IMPLEMENTING NEW COMMON CORE STANDARDS
Florida is one of 45 states that have fully adopted new math, English and literacy standards known as Common Core. Political opposition to the standards built throughout the year in both Florida and across the country.
Every Florida grade is scheduled to switch to the new standards this fall. The standards outline what students should know at the end of each grade.
The political debate over the standards will continue in 2014, but more of the debate about the new standards will switch to implementation.
The Florida Association of District School Superintendents say they need more time to make the switch. They’re asking for an additional three years to gradually add more grades. They’d also like to throw out the school grading formula in favor of a new system measuring school progress.
Some states could suspend teacher evaluation and school accountability penalties during the transition to Common Core. That’s a question Florida leaders will also have to consider in 2014.

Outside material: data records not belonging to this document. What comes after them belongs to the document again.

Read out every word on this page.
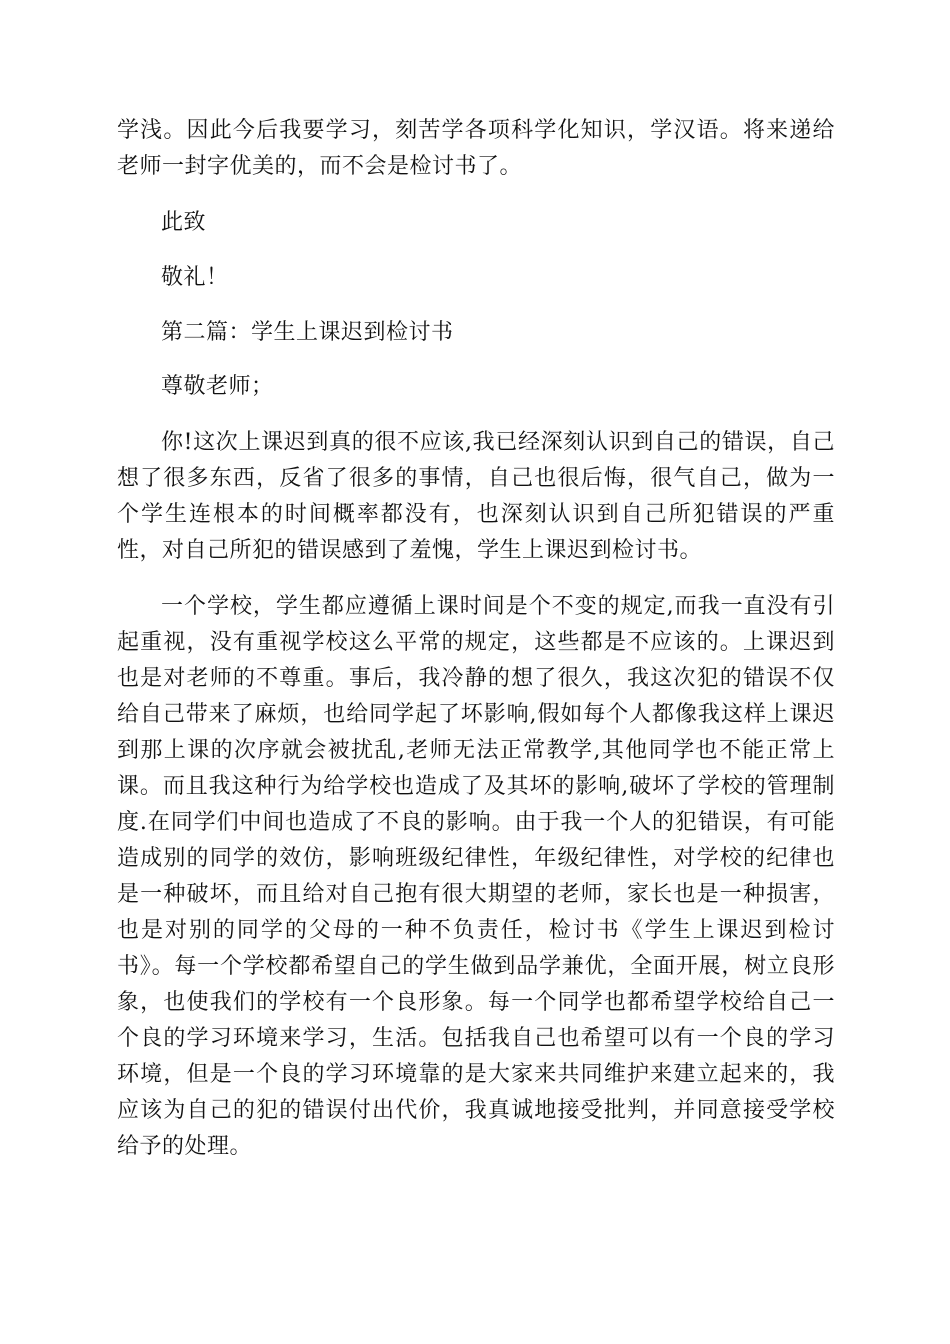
学浅。因此今后我要学习，刻苦学各项科学化知识，学汉语。将来递给老师一封字优美的，而不会是检讨书了。

此致

敬礼！

第二篇：学生上课迟到检讨书

尊敬老师；

你!这次上课迟到真的很不应该,我已经深刻认识到自己的错误，自己想了很多东西，反省了很多的事情，自己也很后悔，很气自己，做为一个学生连根本的时间概率都没有，也深刻认识到自己所犯错误的严重性，对自己所犯的错误感到了羞愧，学生上课迟到检讨书。

一个学校，学生都应遵循上课时间是个不变的规定,而我一直没有引起重视，没有重视学校这么平常的规定，这些都是不应该的。上课迟到也是对老师的不尊重。事后，我冷静的想了很久，我这次犯的错误不仅给自己带来了麻烦，也给同学起了坏影响,假如每个人都像我这样上课迟到那上课的次序就会被扰乱,老师无法正常教学,其他同学也不能正常上课。而且我这种行为给学校也造成了及其坏的影响,破坏了学校的管理制度.在同学们中间也造成了不良的影响。由于我一个人的犯错误，有可能造成别的同学的效仿，影响班级纪律性，年级纪律性，对学校的纪律也是一种破坏，而且给对自己抱有很大期望的老师，家长也是一种损害，也是对别的同学的父母的一种不负责任，检讨书《学生上课迟到检讨书》。每一个学校都希望自己的学生做到品学兼优，全面开展，树立良形象，也使我们的学校有一个良形象。每一个同学也都希望学校给自己一个良的学习环境来学习，生活。包括我自己也希望可以有一个良的学习环境，但是一个良的学习环境靠的是大家来共同维护来建立起来的，我应该为自己的犯的错误付出代价，我真诚地接受批判，并同意接受学校给予的处理。
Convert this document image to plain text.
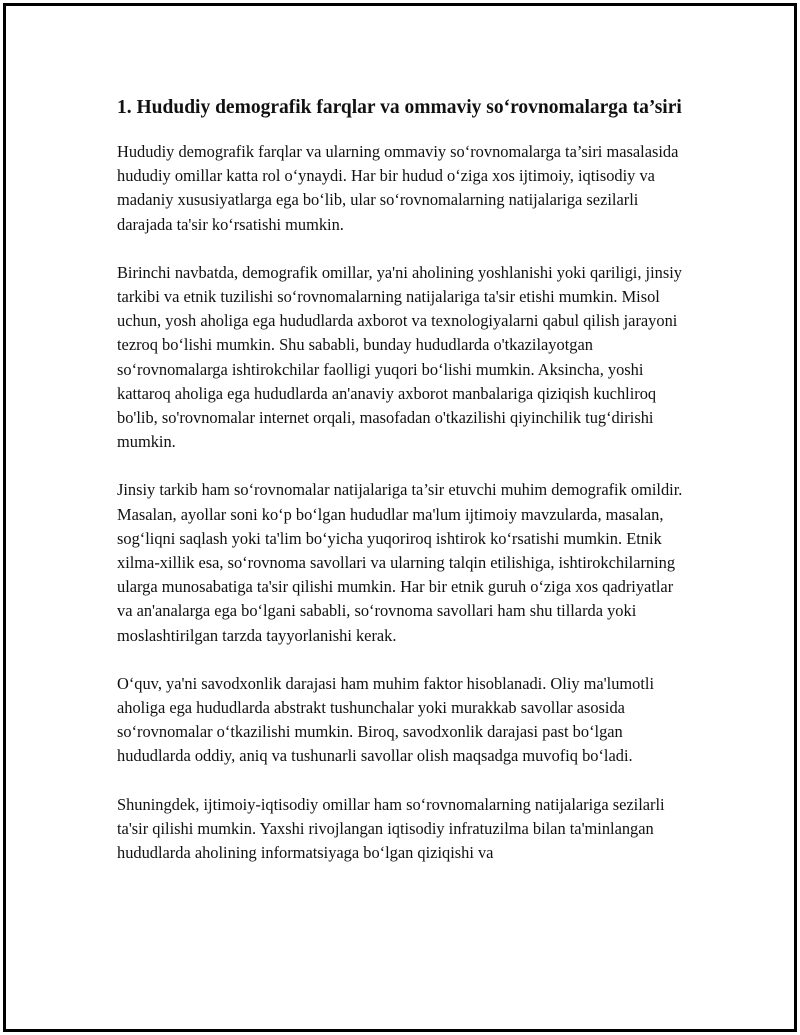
1. Hududiy demografik farqlar va ommaviy so‘rovnomalarga ta’siri

Hududiy demografik farqlar va ularning ommaviy so‘rovnomalarga ta’siri masalasida hududiy omillar katta rol o‘ynaydi. Har bir hudud o‘ziga xos ijtimoiy, iqtisodiy va madaniy xususiyatlarga ega bo‘lib, ular so‘rovnomalarning natijalariga sezilarli darajada ta'sir ko‘rsatishi mumkin.

Birinchi navbatda, demografik omillar, ya'ni aholining yoshlanishi yoki qariligi, jinsiy tarkibi va etnik tuzilishi so‘rovnomalarning natijalariga ta'sir etishi mumkin. Misol uchun, yosh aholiga ega hududlarda axborot va texnologiyalarni qabul qilish jarayoni tezroq bo‘lishi mumkin. Shu sababli, bunday hududlarda o'tkazilayotgan so‘rovnomalarga ishtirokchilar faolligi yuqori bo‘lishi mumkin. Aksincha, yoshi kattaroq aholiga ega hududlarda an'anaviy axborot manbalariga qiziqish kuchliroq bo'lib, so'rovnomalar internet orqali, masofadan o'tkazilishi qiyinchilik tug‘dirishi mumkin.

Jinsiy tarkib ham so‘rovnomalar natijalariga ta’sir etuvchi muhim demografik omildir. Masalan, ayollar soni ko‘p bo‘lgan hududlar ma'lum ijtimoiy mavzularda, masalan, sog‘liqni saqlash yoki ta'lim bo‘yicha yuqoriroq ishtirok ko‘rsatishi mumkin. Etnik xilma-xillik esa, so‘rovnoma savollari va ularning talqin etilishiga, ishtirokchilarning ularga munosabatiga ta'sir qilishi mumkin. Har bir etnik guruh o‘ziga xos qadriyatlar va an'analarga ega bo‘lgani sababli, so‘rovnoma savollari ham shu tillarda yoki moslashtirilgan tarzda tayyorlanishi kerak.

O‘quv, ya'ni savodxonlik darajasi ham muhim faktor hisoblanadi. Oliy ma'lumotli aholiga ega hududlarda abstrakt tushunchalar yoki murakkab savollar asosida so‘rovnomalar o‘tkazilishi mumkin. Biroq, savodxonlik darajasi past bo‘lgan hududlarda oddiy, aniq va tushunarli savollar olish maqsadga muvofiq bo‘ladi.

Shuningdek, ijtimoiy-iqtisodiy omillar ham so‘rovnomalarning natijalariga sezilarli ta'sir qilishi mumkin. Yaxshi rivojlangan iqtisodiy infratuzilma bilan ta'minlangan hududlarda aholining informatsiyaga bo‘lgan qiziqishi va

With the switch to Common Core means a new test which will replace most of the Florida Comprehensive Assessment Test.
Five companies and the multi-state Partnership for Assessment of Readiness for College and Careers signaled by a mid-December deadline that they want to provide Florida’s next statewide exam.
State leaders will have their priorities for the test. Will Florida be able to compare the results to other states? How many times a year will students be tested? How long will students take the test? Will students have to take the test online or will a pencil and paper option be available? What will the questions look like?
The Florida Department of Education is expected to recommend a new exam by March.
A new exam will mean changes to Florida’s school grading system.
But many educators are unhappy with the number of changes made in the last few years. That includes raising target test scores and adding new factors to grades, such as the percentage of high school students taking advanced coursework.
High schools have never earned higher grades, triggering an automatic increase in the points required to earn each grade next year. But elementary and middle school grades dropped this year, prompting the State Board of Education to approve a “safety net” preventing a school’s grade from dropping more than one letter this year and next.
The Florida Department of Education is working on changes to the formula, but have yet to discuss the details.
We’ve already seen the three candidates for governor talk about education as a way to distinguish themselves from each other.
Republican incumbent Rick Scott will tell voters about he pushed lawmakers to increase K-12 budgets the past two years, fought for teacher raises and opposed college and university tuition increases.
Democrat Charlie Crist wants to expand lottery-funded college scholarships. He’s also emphasized his differences from Scott, such as vetoing a bill which would have required teachers are evaluated based on student test scores. A similar measure was the first act Scott signed into law when he took office in 2011.
Former Democratic State Sen. Nan Rich says she’ll increase education funding and has noted she is the only candidate who has opposed Florida’s use of standardized testing and grading schools based in part on the results of those exams.
Education may not be the top issue in the 2014 governor’s race, but it will be important.
TEACHER EVALUATIONS AND PAY
The Student Success Act requires school districts begin paying teachers based on their evaluations starting this year.
The evaluations are a combination of student test scores, observations and other factors chosen by each school district.
The idea is that teachers earning higher score son their evaluations will be paid more. But though lawmakers required merit pay, they haven’t set aside any money for the program.
Many teachers don’t like the evaluations. And some teachers in subjects without an end-of-year exam have been evaluated based on the test scores of students they have not taught.
Superintendents will push to suspend the teacher evaluation requirements — as other states want — while switching to Common Core standards.
Because each district sets up their own evaluation system, some districts have a majority of teachers earning the highest rating while some districts have none.
The Florida Education Association is also challenging the law in court.